Öncelikle hedefimiz partnerlerin karşılıklı olarak duygularını ifade etmeleri için uygun güven ortamı oluşturmaktır. Burada değerlendirilecek konunun mahremiyeti ve gizliliği gereği terapistlerine duyacakları güven kadar, terapinin gerçekleşeceği ortamda önemlidir.

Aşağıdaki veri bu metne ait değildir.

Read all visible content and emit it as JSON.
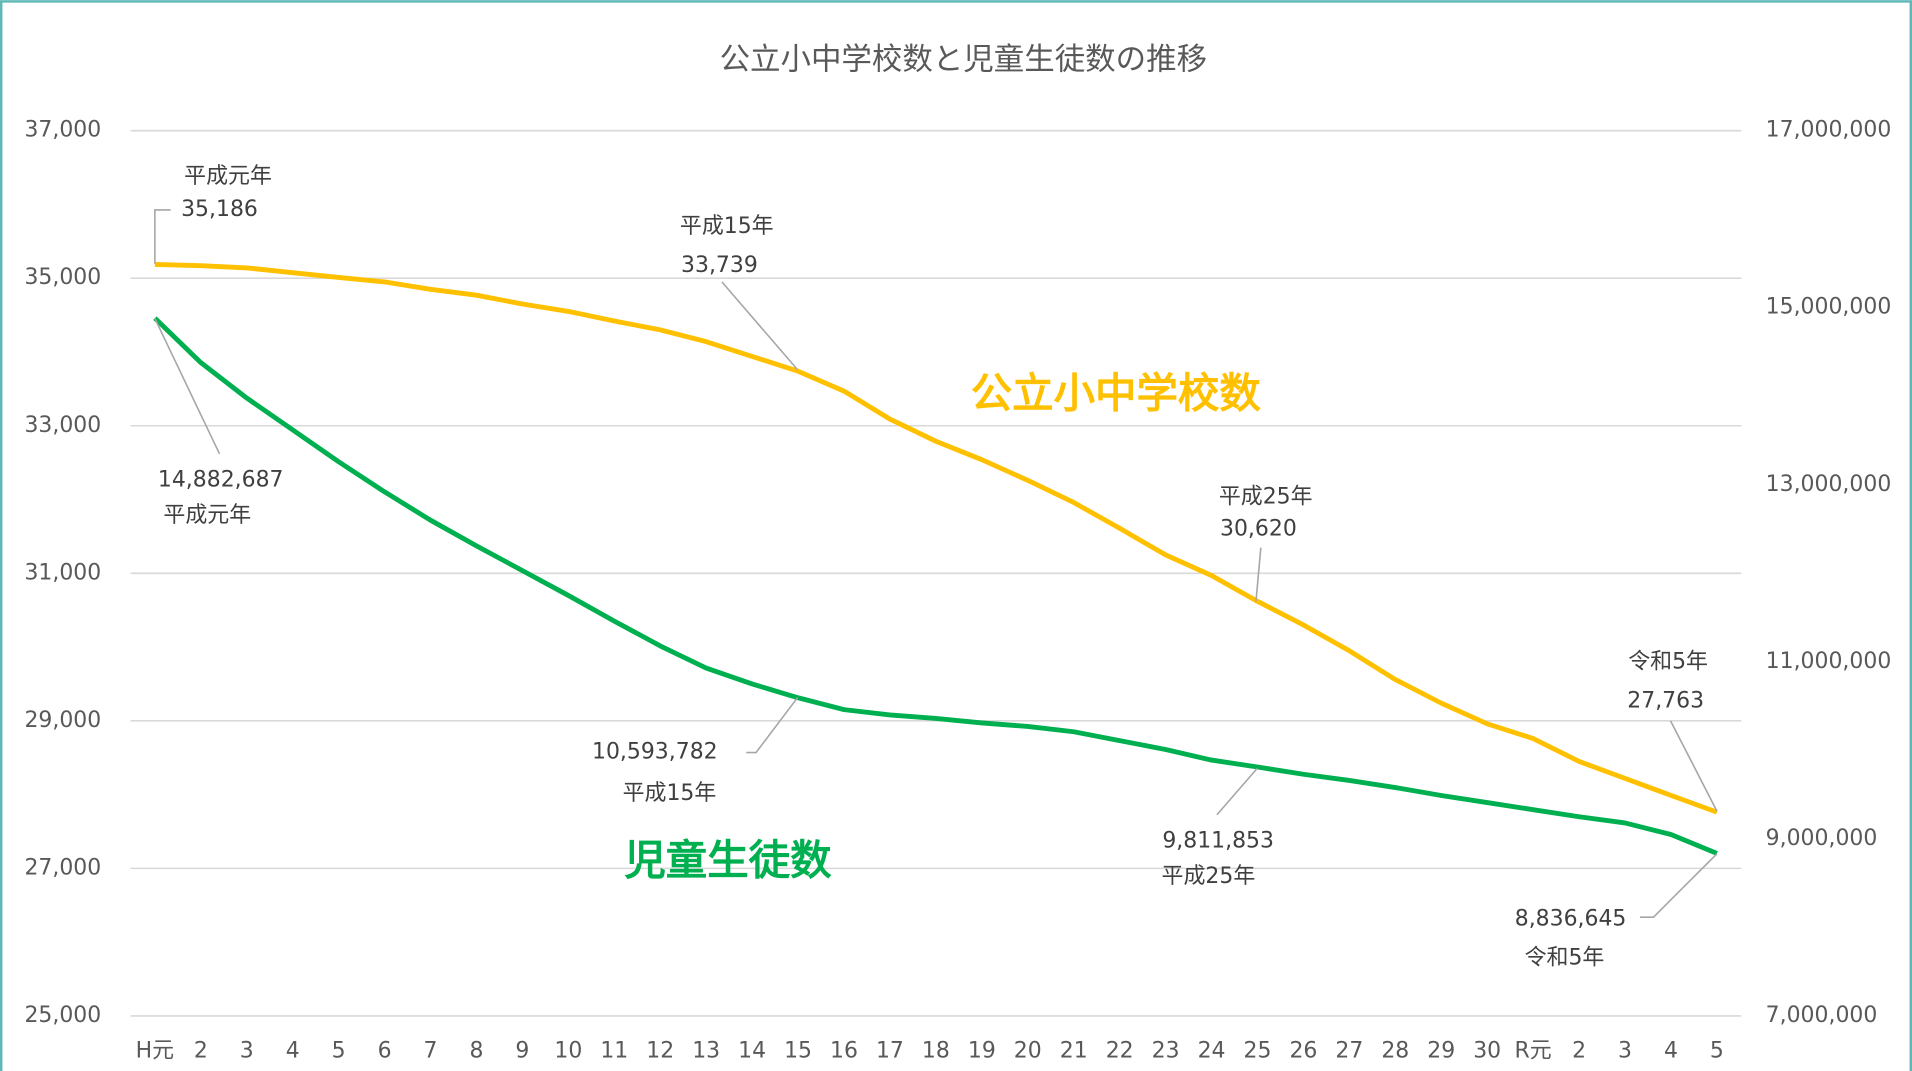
{
  "chart_data": {
    "type": "line",
    "title": "公立小中学校数と児童生徒数の推移",
    "categories": [
      "H元",
      "2",
      "3",
      "4",
      "5",
      "6",
      "7",
      "8",
      "9",
      "10",
      "11",
      "12",
      "13",
      "14",
      "15",
      "16",
      "17",
      "18",
      "19",
      "20",
      "21",
      "22",
      "23",
      "24",
      "25",
      "26",
      "27",
      "28",
      "29",
      "30",
      "R元",
      "2",
      "3",
      "4",
      "5"
    ],
    "ylim": [
      25000,
      37000
    ],
    "yticks": [
      {
        "value": 25000,
        "label": "25,000"
      },
      {
        "value": 27000,
        "label": "27,000"
      },
      {
        "value": 29000,
        "label": "29,000"
      },
      {
        "value": 31000,
        "label": "31,000"
      },
      {
        "value": 33000,
        "label": "33,000"
      },
      {
        "value": 35000,
        "label": "35,000"
      },
      {
        "value": 37000,
        "label": "37,000"
      }
    ],
    "y2lim": [
      7000000,
      17000000
    ],
    "y2ticks": [
      {
        "value": 7000000,
        "label": "7,000,000"
      },
      {
        "value": 9000000,
        "label": "9,000,000"
      },
      {
        "value": 11000000,
        "label": "11,000,000"
      },
      {
        "value": 13000000,
        "label": "13,000,000"
      },
      {
        "value": 15000000,
        "label": "15,000,000"
      },
      {
        "value": 17000000,
        "label": "17,000,000"
      }
    ],
    "grid": true,
    "series": [
      {
        "name": "公立小中学校数",
        "color": "#FFC000",
        "axis": "y",
        "values": [
          35186,
          35170,
          35140,
          35075,
          35010,
          34950,
          34850,
          34770,
          34650,
          34550,
          34420,
          34300,
          34140,
          33940,
          33739,
          33470,
          33090,
          32790,
          32540,
          32260,
          31960,
          31610,
          31250,
          30970,
          30620,
          30300,
          29950,
          29560,
          29240,
          28960,
          28760,
          28450,
          28220,
          27990,
          27763
        ],
        "value_labels": [
          "35,186",
          null,
          null,
          null,
          null,
          null,
          null,
          null,
          null,
          null,
          null,
          null,
          null,
          null,
          "33,739",
          null,
          null,
          null,
          null,
          null,
          null,
          null,
          null,
          null,
          "30,620",
          null,
          null,
          null,
          null,
          null,
          null,
          null,
          null,
          null,
          "27,763"
        ],
        "point_labels": [
          "平成元年",
          null,
          null,
          null,
          null,
          null,
          null,
          null,
          null,
          null,
          null,
          null,
          null,
          null,
          "平成15年",
          null,
          null,
          null,
          null,
          null,
          null,
          null,
          null,
          null,
          "平成25年",
          null,
          null,
          null,
          null,
          null,
          null,
          null,
          null,
          null,
          "令和5年"
        ]
      },
      {
        "name": "児童生徒数",
        "color": "#00B050",
        "axis": "y2",
        "values": [
          14882687,
          14380000,
          13980000,
          13620000,
          13260000,
          12920000,
          12600000,
          12310000,
          12030000,
          11750000,
          11460000,
          11180000,
          10930000,
          10750000,
          10593782,
          10460000,
          10400000,
          10360000,
          10310000,
          10270000,
          10210000,
          10110000,
          10010000,
          9890000,
          9811853,
          9730000,
          9660000,
          9580000,
          9490000,
          9410000,
          9330000,
          9250000,
          9180000,
          9050000,
          8836645
        ],
        "value_labels": [
          "14,882,687",
          null,
          null,
          null,
          null,
          null,
          null,
          null,
          null,
          null,
          null,
          null,
          null,
          null,
          "10,593,782",
          null,
          null,
          null,
          null,
          null,
          null,
          null,
          null,
          null,
          "9,811,853",
          null,
          null,
          null,
          null,
          null,
          null,
          null,
          null,
          null,
          "8,836,645"
        ],
        "point_labels": [
          "平成元年",
          null,
          null,
          null,
          null,
          null,
          null,
          null,
          null,
          null,
          null,
          null,
          null,
          null,
          "平成15年",
          null,
          null,
          null,
          null,
          null,
          null,
          null,
          null,
          null,
          "平成25年",
          null,
          null,
          null,
          null,
          null,
          null,
          null,
          null,
          null,
          "令和5年"
        ]
      }
    ]
  }
}
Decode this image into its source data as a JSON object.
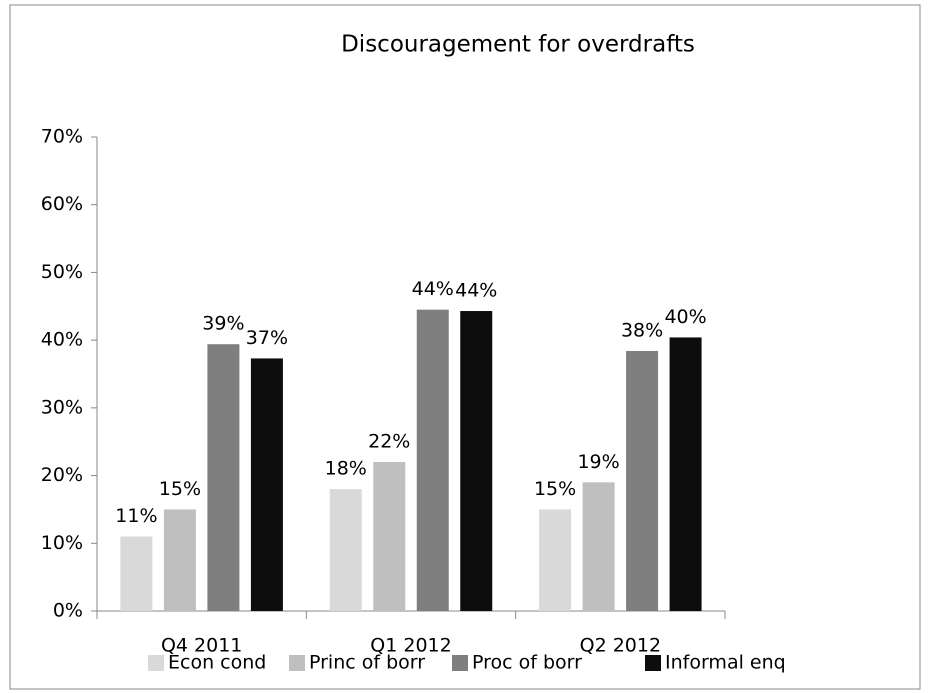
{
  "chart_data": {
    "type": "bar",
    "title": "Discouragement for overdrafts",
    "categories": [
      "Q4 2011",
      "Q1 2012",
      "Q2 2012"
    ],
    "series": [
      {
        "name": "Econ cond",
        "color": "#d9d9d9",
        "values": [
          11,
          18,
          15
        ],
        "value_labels": [
          "11%",
          "18%",
          "15%"
        ]
      },
      {
        "name": "Princ of borr",
        "color": "#bfbfbf",
        "values": [
          15,
          22,
          19
        ],
        "value_labels": [
          "15%",
          "22%",
          "19%"
        ]
      },
      {
        "name": "Proc of borr",
        "color": "#7f7f7f",
        "values": [
          39.4,
          44.5,
          38.4
        ],
        "value_labels": [
          "39%",
          "44%",
          "38%"
        ]
      },
      {
        "name": "Informal enq",
        "color": "#0d0d0d",
        "values": [
          37.3,
          44.3,
          40.4
        ],
        "value_labels": [
          "37%",
          "44%",
          "40%"
        ]
      }
    ],
    "ylim": [
      0,
      70
    ],
    "yticks": [
      {
        "value": 0,
        "label": "0%"
      },
      {
        "value": 10,
        "label": "10%"
      },
      {
        "value": 20,
        "label": "20%"
      },
      {
        "value": 30,
        "label": "30%"
      },
      {
        "value": 40,
        "label": "40%"
      },
      {
        "value": 50,
        "label": "50%"
      },
      {
        "value": 60,
        "label": "60%"
      },
      {
        "value": 70,
        "label": "70%"
      }
    ],
    "grid": false,
    "legend": "bottom"
  }
}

İlk aşamada problemleri tanımlamak ve problemlerin iki taraftan da kaynaklandığı düşüncesi ile danışanların durumu değerlendirmesi sağlanır. Unutmamak gerekir ki, ilişki iki kişi arasında yaşanır ve burada sorunların tamamını üstlenmek veya tamamını partnerinize yükleyerek sorumluluktan kaçmak çözümden çok çözümsüzlük yaratır. Bunun yerine ortak paydada buluşmak, farkındalık geliştirmek ve değişim hedefleri geliştirmek ilk aşamada hedeflenen gelişmelerdir.
İkinci aşamada, partnerlerin sorunlara kendi çözümlerini geliştirmeleri için uygun terapi prosedürleri uygulanır. Bu safhada, çiftlerden beklenen, gerçekçi bir bakış açısı kazanmaları, “ben” dili ile iletişim kurmayı öğrenmeleridir. Çünkü , “sen” diye başlayan cümleler sizin duygu ve düşüncelerinizi ifade etmenize yardımcı olmak bir kenara dursun, partnerinizin savunmacı bir tutum sergilemesine, sizi anlamak yerine tartışmaların kavgaya dönmesine sebep olur. Çiftlerin birbirlerinden gerçekçi beklentilerinin olup olmadığının sorgulanması, yüksek beklentilerin realize edilmesi de bu aşamada gerçekleşir.
Terapileri son aşama olarak sınırlamak gerçekçi bir yaklaşım değildir ancak artık çiftlerin önceki seanslarda edindikleri tecrübe ve deneyimleri ilişkilerine yansıtmaları beklenir. Terapide kazanılan becerileri daha sonraki hayatlarında yaşayacakları sorunlarda kullanarak sağlıklı birliktelikler sürdürebilirler. Unutulmamalıdır ki, psikolojik destek içinde psikolojik eğitimi de barındıran bir süreçtir.